In its counter-claim filed in 2010, Serbia alleged that Croatia violated its obligations under the Genocide Convention by taking action, and failing to punish the action taken, against the Serb population in the Krajina region of Croatia during Operation Storm and its aftermath in 1995. The ICJ ruled that Croatia, while deliberately and militarily forcing a substantial part of Serbs to leave the Krajina region, and while well aware that Operation Storm would provoke mass exodus, is not guilty of genocide. “What is generally called ethnic cleansing does not constitute genocide,” Tomka said at the court’s Hague headquarters. “Acts of ethnic cleansing may be part of a genocidal plan, but only if there is an intention to physically destroy the target group.” Genocide is generally defined as the “intent to destroy, in whole or in part, a national, ethnical, racial or religious group as such.”
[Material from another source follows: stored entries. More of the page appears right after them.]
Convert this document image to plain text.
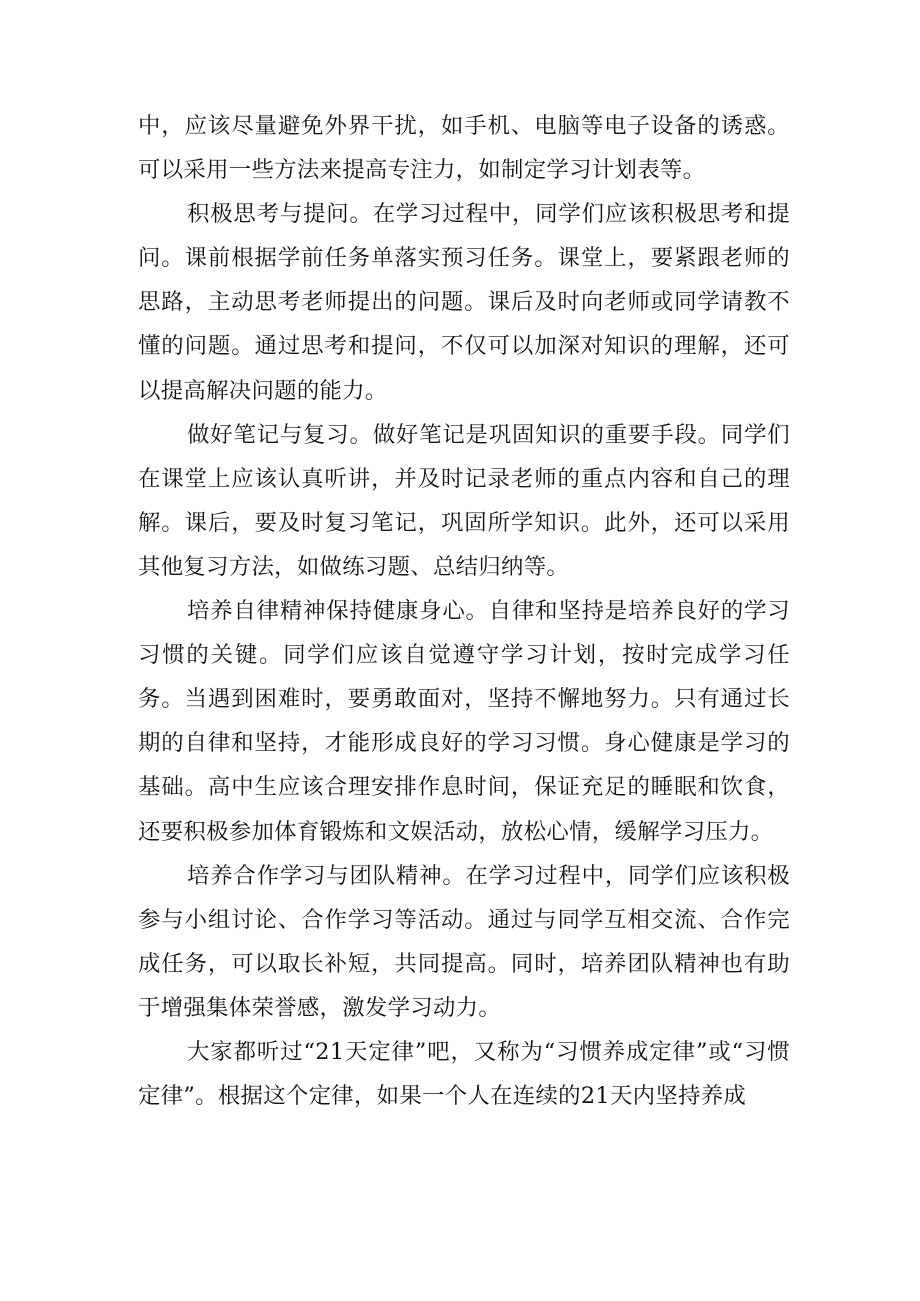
中，应该尽量避免外界干扰，如手机、电脑等电子设备的诱惑。可以采用一些方法来提高专注力，如制定学习计划表等。

积极思考与提问。在学习过程中，同学们应该积极思考和提问。课前根据学前任务单落实预习任务。课堂上，要紧跟老师的思路，主动思考老师提出的问题。课后及时向老师或同学请教不懂的问题。通过思考和提问，不仅可以加深对知识的理解，还可以提高解决问题的能力。

做好笔记与复习。做好笔记是巩固知识的重要手段。同学们在课堂上应该认真听讲，并及时记录老师的重点内容和自己的理解。课后，要及时复习笔记，巩固所学知识。此外，还可以采用其他复习方法，如做练习题、总结归纳等。

培养自律精神保持健康身心。自律和坚持是培养良好的学习习惯的关键。同学们应该自觉遵守学习计划，按时完成学习任务。当遇到困难时，要勇敢面对，坚持不懈地努力。只有通过长期的自律和坚持，才能形成良好的学习习惯。身心健康是学习的基础。高中生应该合理安排作息时间，保证充足的睡眠和饮食，还要积极参加体育锻炼和文娱活动，放松心情，缓解学习压力。

培养合作学习与团队精神。在学习过程中，同学们应该积极参与小组讨论、合作学习等活动。通过与同学互相交流、合作完成任务，可以取长补短，共同提高。同时，培养团队精神也有助于增强集体荣誉感，激发学习动力。

大家都听过“21天定律”吧，又称为“习惯养成定律”或“习惯定律”。根据这个定律，如果一个人在连续的21天内坚持养成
Genocide is the most serious of international crimes, but it is also the hardest to prove. The ICJ, which rules in disputes between states, has recognized only one genocide case since opening its doors in 1946. In 2007 the court ruled that genocide had taken place in 1995, at Srebrenica in Bosnia, when almost 8,000 Muslim men and boys were murdered and their bodies dumped in mass graves by Bosnian Serb troops that overran a U.N.-protected area. It is important to note that state responsibility and individual criminal responsibility are governed by different legal regimes and pursue different aims. The former concerns the consequences of the breach by a state of the obligations imposed upon it by international law, whereas the latter is concerned with the responsibility of an individual as established under the rules of international and domestic criminal law, and the resulting sanctions to be imposed upon that person.

The ICJ ruling closes a chapter for both countries, which is especially important for the newest European Union (EU) member, and a EU candidate country with a past of regional tensions. Serbian Foreign Minister Ivica Dacic said the ruling “will be one of perhaps the most important events for our bilateral relations with Croatia.” Serbia has made two important gains from this ruling: it was proven not to be an aggressor during the war in Croatia, and it established that Operation Storm was indeed an act of aggression against the Serbian people. While both countries avoided the possibility of having to pay large war reparations had they been convicted of genocide, Serbia can utilize this judgment as an advantage for its shaky foreign policy, both in the region and elsewhere.